E io, quando venni a voi, o fratelli, non venni proclamando a voi il messaggio di Dio con parole eloquenti o con sapienza. Decisi di non sapere altro in mezzo a voi se non Gesù Cristo e lui crocifisso. E fui con voi in debolezza, e in timore e con molto tremore, e la mia parola e il mio messaggio non consistevano in parole persuasive di saggezza umana, ma in dimostrazione dello Spirito e di potenza, affinché la vostra fede non fosse riposta nella sapienza degli uomini, ma nella potenza di Dio. (1 Cor. 2:1-5)

Uno dei problemi che affliggevano la chiesa di Corinto era la fiducia che riponevano nella saggezza e nella forza umana. Ecco perché Paolo non predicava usando argomentazioni greche o discorsi sofisticati. Parlava di debolezza e fragilità umana affinché lo Spirito e la potenza del Vangelo fossero esaltati. Voleva che conoscessero Cristo e non si soffermassero su di lui o su ciò che lui poteva fare, ma su ciò che Dio poteva realizzare attraverso di lui.

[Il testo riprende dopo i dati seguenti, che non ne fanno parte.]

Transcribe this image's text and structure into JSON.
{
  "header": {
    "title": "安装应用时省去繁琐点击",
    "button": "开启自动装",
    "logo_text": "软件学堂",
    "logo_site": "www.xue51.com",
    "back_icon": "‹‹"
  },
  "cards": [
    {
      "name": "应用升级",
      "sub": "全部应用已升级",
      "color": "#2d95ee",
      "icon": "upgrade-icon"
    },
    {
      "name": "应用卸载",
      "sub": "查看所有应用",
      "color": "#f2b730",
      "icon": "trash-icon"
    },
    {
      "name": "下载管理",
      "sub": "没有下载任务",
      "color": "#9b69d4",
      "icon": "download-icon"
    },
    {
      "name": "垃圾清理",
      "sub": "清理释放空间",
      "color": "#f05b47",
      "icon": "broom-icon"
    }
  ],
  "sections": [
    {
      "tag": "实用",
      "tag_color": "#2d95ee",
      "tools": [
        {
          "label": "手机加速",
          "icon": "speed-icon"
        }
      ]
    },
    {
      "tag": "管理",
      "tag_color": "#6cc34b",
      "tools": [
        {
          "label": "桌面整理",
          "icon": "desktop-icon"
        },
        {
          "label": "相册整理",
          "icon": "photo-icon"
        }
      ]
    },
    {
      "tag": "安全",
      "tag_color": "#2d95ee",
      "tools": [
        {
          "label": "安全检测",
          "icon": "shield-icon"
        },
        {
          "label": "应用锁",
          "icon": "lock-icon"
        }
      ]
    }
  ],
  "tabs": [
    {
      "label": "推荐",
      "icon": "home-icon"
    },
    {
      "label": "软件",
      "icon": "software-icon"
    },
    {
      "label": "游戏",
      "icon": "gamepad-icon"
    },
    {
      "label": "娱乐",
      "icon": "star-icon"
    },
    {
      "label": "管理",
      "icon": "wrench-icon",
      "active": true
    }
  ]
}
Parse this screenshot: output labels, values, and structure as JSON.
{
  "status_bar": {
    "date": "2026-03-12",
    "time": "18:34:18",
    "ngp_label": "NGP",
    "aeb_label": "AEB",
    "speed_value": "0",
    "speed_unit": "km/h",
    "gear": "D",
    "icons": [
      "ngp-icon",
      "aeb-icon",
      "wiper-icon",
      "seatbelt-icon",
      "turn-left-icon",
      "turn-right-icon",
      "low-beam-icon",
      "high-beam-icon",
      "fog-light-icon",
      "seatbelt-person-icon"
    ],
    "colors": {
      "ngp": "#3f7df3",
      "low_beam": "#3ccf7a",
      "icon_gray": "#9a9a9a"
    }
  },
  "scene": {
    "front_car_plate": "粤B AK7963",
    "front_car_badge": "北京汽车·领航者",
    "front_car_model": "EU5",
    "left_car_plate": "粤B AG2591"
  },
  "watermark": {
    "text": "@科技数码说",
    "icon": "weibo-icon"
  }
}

7. Non dobbiamo mai fidarci della saggezza o della forza umana, ma piuttosto di chi è Cristo e della potenza del Vangelo che opera in noi.

L’obiettivo di Paolo e il nostro, come madri, è lo stesso: sapere nulla se non Gesù Cristo e lui crocifisso. Non facciamo affidamento sulla sapienza umana o sulle nostre abilità. Non confidiamo in chi siamo o in ciò che possiamo fare, ma in chi è Cristo e nella potenza del Vangelo che opera in noi.

Amica mia, se ti senti sopraffatta dal senso di colpa materno, ricorda chi sei come creatura debole e finita. E ricorda chi è il tuo Dio. Non sei perfetta, ma Cristo lo è. Trova la tua speranza nel Vangelo e in chi Cristo è per te.